Victor can make one of 28 choices.

   1. Choose one of the rows.
   2. Choose one of the columns.
   3. Choose one of the sub-boxes.
   4. See the permuted version of the original puzzle.

If Victor could see 9 of the 27 (28) simultaneously, he could invert a large portion of the solution by choosing all rows, or all columns, or all boxes. Even if he could only see 2 of the 27 simultaneously, if he chose carefully, he could always invert at least entry given a solvable Sudoku puzzle.

11011110:
2006-08-04T22:36:16Z
He gets to choose nine digits from the puzzle. And not just any nine digits, but nine forming a row, column, or box. How can he get all 27 digits by only choosing nine of them?

chouyu_31:
2006-08-04T22:40:42Z

The 27 choices, as I see it (and as the blog post sees it), are the 9 rows, 9 columns, and 9 boxes.
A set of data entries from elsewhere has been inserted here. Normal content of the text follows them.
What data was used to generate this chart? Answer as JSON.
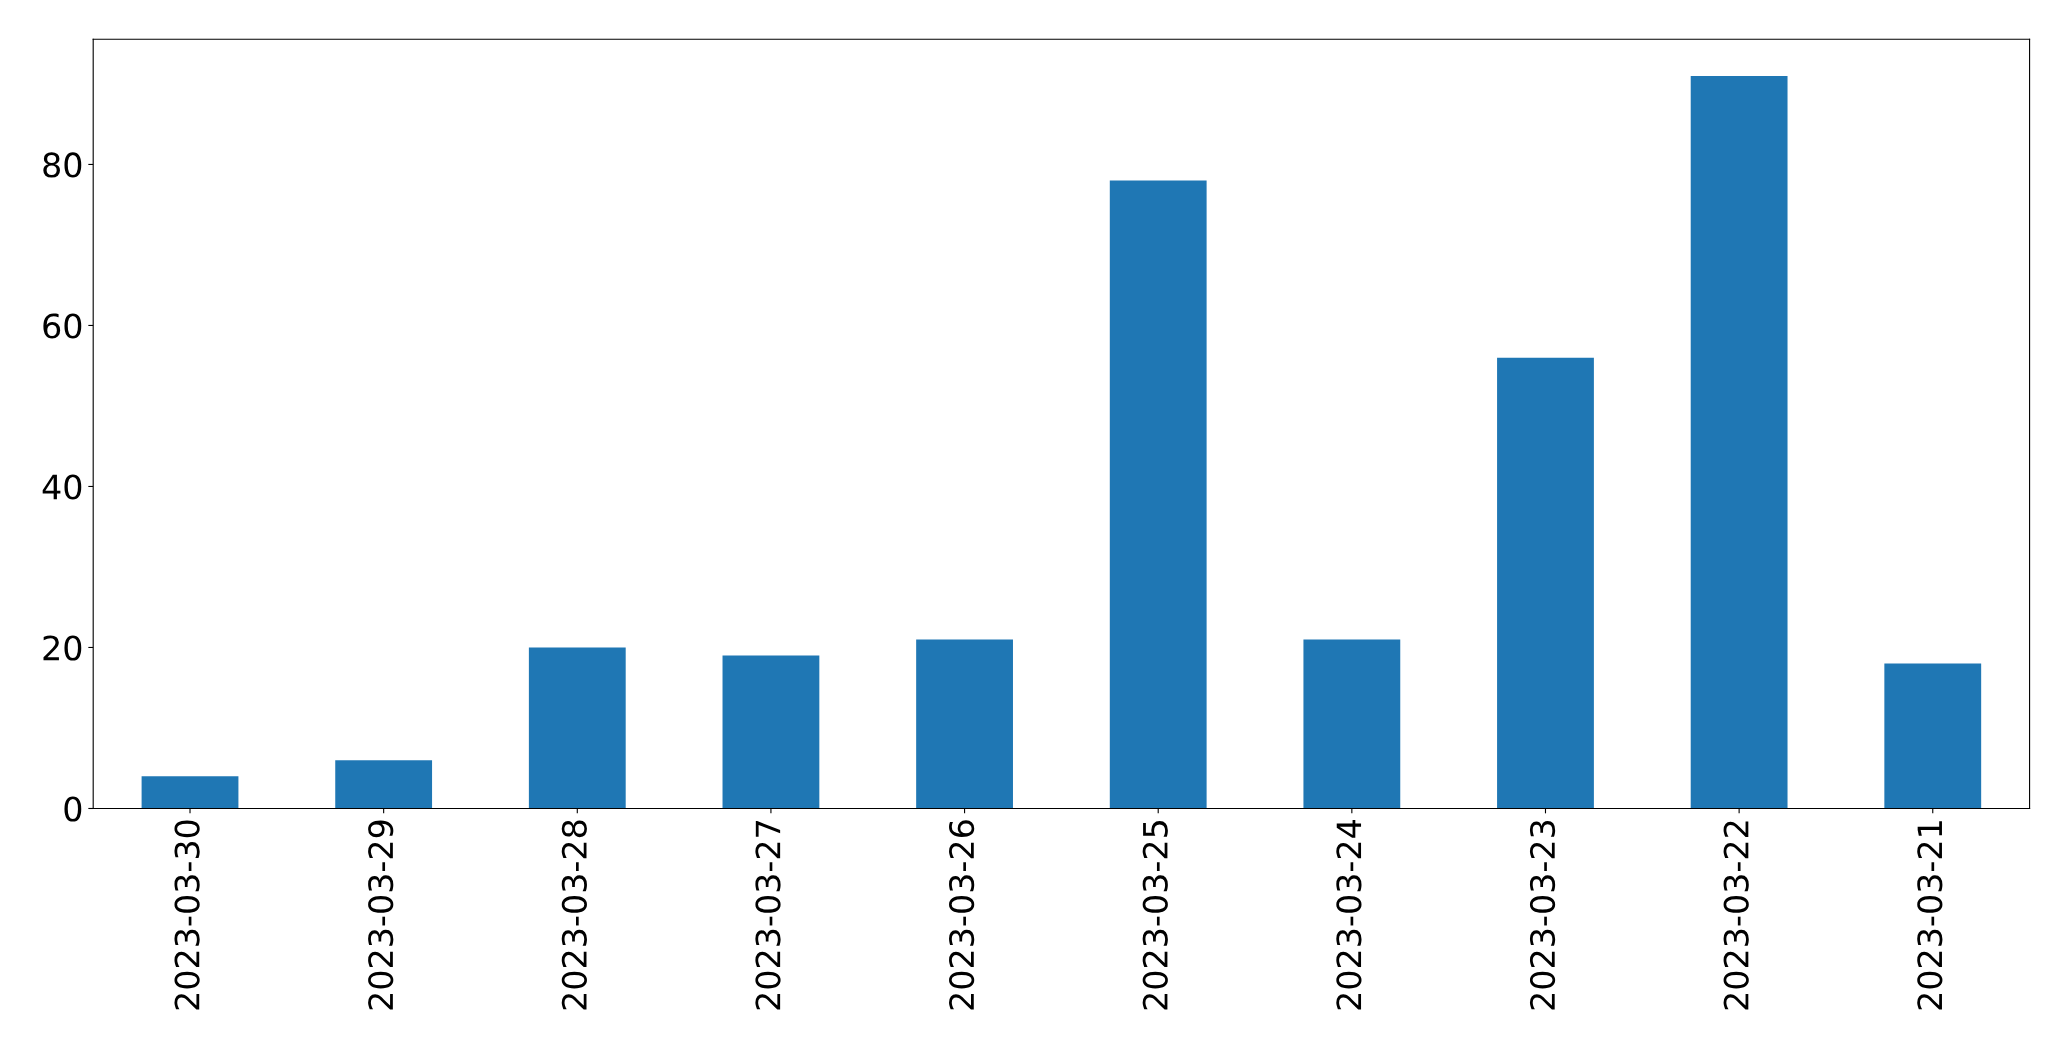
{
  "chart_data": {
    "type": "bar",
    "categories": [
      "2023-03-30",
      "2023-03-29",
      "2023-03-28",
      "2023-03-27",
      "2023-03-26",
      "2023-03-25",
      "2023-03-24",
      "2023-03-23",
      "2023-03-22",
      "2023-03-21"
    ],
    "values": [
      4,
      6,
      20,
      19,
      21,
      78,
      21,
      56,
      91,
      18
    ],
    "color": "#1f77b4",
    "ylim": [
      0,
      95.55
    ],
    "yticks": [
      0,
      20,
      40,
      60,
      80
    ],
    "grid": false,
    "legend": false
  }
}
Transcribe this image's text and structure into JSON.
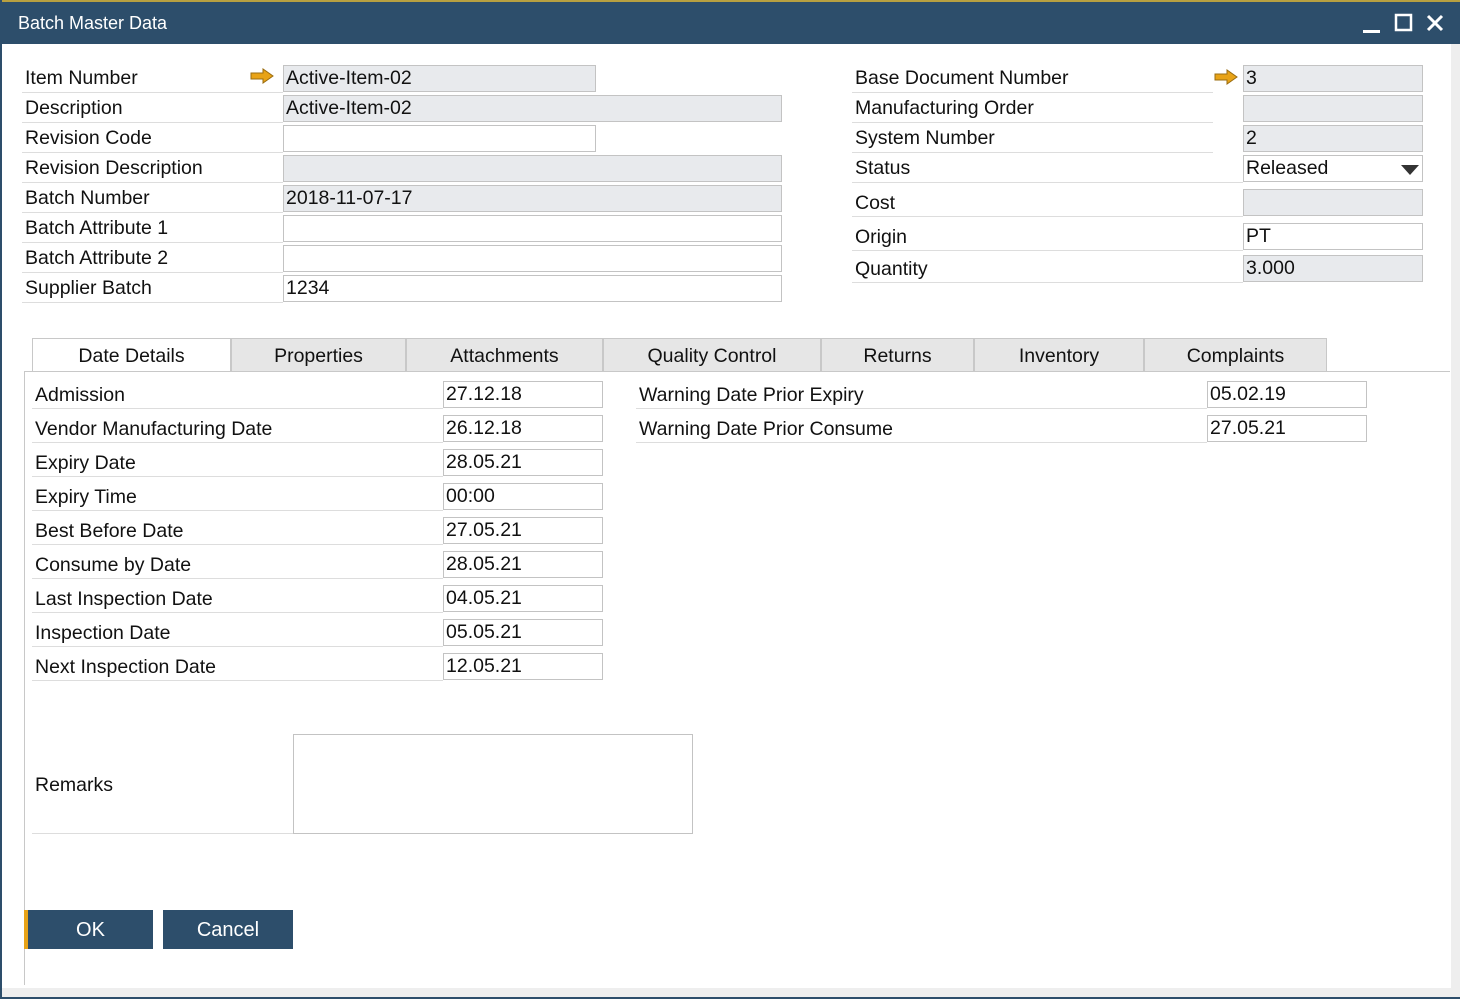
{
  "window": {
    "title": "Batch Master Data",
    "controls": [
      "minimize",
      "maximize",
      "close"
    ]
  },
  "colors": {
    "titlebar": "#2d4e6b",
    "accent": "#e8a317",
    "readonly": "#e8eaed"
  },
  "header_left": [
    {
      "label": "Item Number",
      "value": "Active-Item-02",
      "readonly": true,
      "short": true,
      "link_arrow": true
    },
    {
      "label": "Description",
      "value": "Active-Item-02",
      "readonly": true
    },
    {
      "label": "Revision Code",
      "value": "",
      "readonly": false,
      "short": true
    },
    {
      "label": "Revision Description",
      "value": "",
      "readonly": true
    },
    {
      "label": "Batch Number",
      "value": "2018-11-07-17",
      "readonly": true
    },
    {
      "label": "Batch Attribute 1",
      "value": "",
      "readonly": false
    },
    {
      "label": "Batch Attribute 2",
      "value": "",
      "readonly": false
    },
    {
      "label": "Supplier Batch",
      "value": "1234",
      "readonly": false
    }
  ],
  "header_right": [
    {
      "label": "Base Document Number",
      "value": "3",
      "readonly": true,
      "link_arrow": true
    },
    {
      "label": "Manufacturing Order",
      "value": "",
      "readonly": true
    },
    {
      "label": "System Number",
      "value": "2",
      "readonly": true
    },
    {
      "label": "Status",
      "value": "Released",
      "readonly": false,
      "dropdown": true
    },
    {
      "label": "Cost",
      "value": "",
      "readonly": true
    },
    {
      "label": "Origin",
      "value": "PT",
      "readonly": false
    },
    {
      "label": "Quantity",
      "value": "3.000",
      "readonly": true
    }
  ],
  "tabs": [
    {
      "label": "Date Details",
      "active": true
    },
    {
      "label": "Properties"
    },
    {
      "label": "Attachments"
    },
    {
      "label": "Quality Control"
    },
    {
      "label": "Returns"
    },
    {
      "label": "Inventory"
    },
    {
      "label": "Complaints"
    }
  ],
  "date_details_left": [
    {
      "label": "Admission",
      "value": "27.12.18"
    },
    {
      "label": "Vendor Manufacturing Date",
      "value": "26.12.18"
    },
    {
      "label": "Expiry Date",
      "value": "28.05.21"
    },
    {
      "label": "Expiry Time",
      "value": "00:00"
    },
    {
      "label": "Best Before Date",
      "value": "27.05.21"
    },
    {
      "label": "Consume by Date",
      "value": "28.05.21"
    },
    {
      "label": "Last Inspection Date",
      "value": "04.05.21"
    },
    {
      "label": "Inspection Date",
      "value": "05.05.21"
    },
    {
      "label": "Next Inspection Date",
      "value": "12.05.21"
    }
  ],
  "date_details_right": [
    {
      "label": "Warning Date Prior Expiry",
      "value": "05.02.19"
    },
    {
      "label": "Warning Date Prior Consume",
      "value": "27.05.21"
    }
  ],
  "remarks": {
    "label": "Remarks",
    "value": ""
  },
  "buttons": {
    "ok": "OK",
    "cancel": "Cancel"
  }
}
Also, unless my math is way off, there are 81 entries in the Sudoku puzzle.

You are seeing 9 of the 81 entries, but not just any, the 9 that are in a single row, column, or box.
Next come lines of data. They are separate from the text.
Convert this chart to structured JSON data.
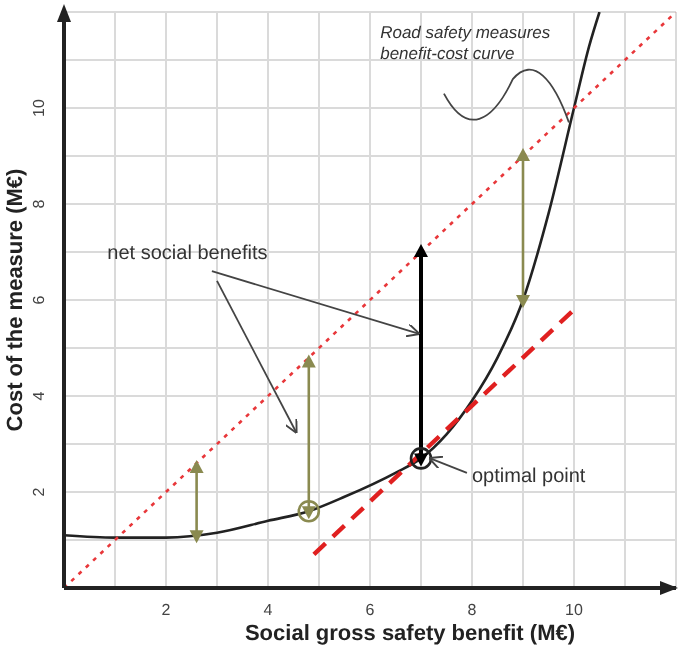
{
  "chart_data": {
    "type": "line",
    "xlabel": "Social gross safety benefit (M€)",
    "ylabel": "Cost of the measure (M€)",
    "annotations": [
      "Road safety  measures\nbenefit-cost curve",
      {
        "text": "net social benefits",
        "x": 7,
        "y": 5.3
      },
      {
        "text": "optimal point",
        "x": 7,
        "y": 2.7
      }
    ],
    "xlim": [
      0,
      12
    ],
    "ylim": [
      0,
      12
    ],
    "xticks": [
      {
        "value": 1,
        "label": null
      },
      2,
      {
        "value": 3,
        "label": null
      },
      4,
      {
        "value": 5,
        "label": null
      },
      6,
      {
        "value": 7,
        "label": null
      },
      8,
      {
        "value": 9,
        "label": null
      },
      10,
      {
        "value": 11,
        "label": null
      }
    ],
    "yticks": [
      {
        "value": 1,
        "label": null
      },
      2,
      {
        "value": 3,
        "label": null
      },
      4,
      {
        "value": 5,
        "label": null
      },
      6,
      {
        "value": 7,
        "label": null
      },
      8,
      {
        "value": 9,
        "label": null
      },
      10,
      {
        "value": 11,
        "label": null
      }
    ],
    "grid": true,
    "series": [
      {
        "color": "#222222",
        "line_style": "solid",
        "marker": "none",
        "x": [
          0,
          1,
          2,
          3,
          4,
          4.8,
          5.5,
          6.5,
          7,
          7.5,
          8,
          8.5,
          9,
          9.5,
          10,
          10.3,
          10.5
        ],
        "values": [
          1.1,
          1.05,
          1.05,
          1.15,
          1.4,
          1.6,
          1.9,
          2.4,
          2.7,
          3.2,
          3.9,
          4.8,
          6,
          7.8,
          10,
          11.3,
          12
        ]
      },
      {
        "color": "#e8373a",
        "line_style": "dotted",
        "marker": "none",
        "x": [
          0,
          12
        ],
        "values": [
          0,
          12
        ]
      },
      {
        "color": "#e02020",
        "line_style": "dashed",
        "marker": "none",
        "x": [
          4.9,
          10
        ],
        "values": [
          0.7,
          5.8
        ]
      },
      {
        "color": "#8a8a50",
        "line_style": "solid",
        "marker": "triangle",
        "x": [
          2.6,
          2.6
        ],
        "values": [
          1.1,
          2.5
        ]
      },
      {
        "color": "#8a8a50",
        "line_style": "solid",
        "marker": "triangle",
        "x": [
          4.8,
          4.8
        ],
        "values": [
          1.6,
          4.7
        ]
      },
      {
        "color": "#8a8a50",
        "line_style": "solid",
        "marker": "triangle",
        "x": [
          9,
          9
        ],
        "values": [
          6,
          9
        ]
      },
      {
        "color": "#000000",
        "line_style": "solid",
        "marker": "triangle",
        "x": [
          7,
          7
        ],
        "values": [
          2.7,
          7
        ]
      },
      {
        "type": "scatter",
        "marker": "circle",
        "colors": [
          "#8a8a50",
          "#222222"
        ],
        "x": [
          4.8,
          7
        ],
        "values": [
          1.6,
          2.7
        ]
      }
    ]
  }
}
What do you mean by "nine digits", if not one of the 27 possible row, column, or box choices? (that have been transformed by the permutation mapping)

11011110:
2006-08-05T00:16:01Z
Right, 81 digits. Each separately and individually committed, from which Victor selects nine to be revealed.

chouyu_31:
2006-08-05T00:19:33Z
As stated in the original proof, he doesn't choose 9 digits; he choose a row, column, or box. Each row, column, and box is individually committed.

11011110:
2006-08-05T00:42:27Z
Let me quote the original post for you:

Paula then puts each entry into a lockbox (which can be implemented using cryptographic assumptions) and gives the lockboxes to Victor.

Victor can make one of 28 choices.

   1. Choose one of the rows.
   2. Choose one of the columns.
   3. Choose one of the sub-boxes.
   4. See the permuted version of the original puzzle. 

Paula then unlocks the appropriate boxes.

Note: each entry into a separate lockbox. Not each row, column, or cell. Each entry. And note, "unlocks the appropriate boxes". Plural.

chouyu_31:
2006-08-05T00:45:09Z
That is what I was missing.

chouyu_31:
2006-08-05T00:47:13Z
And it only took 27 posts. Thank you for the clarification. I agree that given that method, it is correct.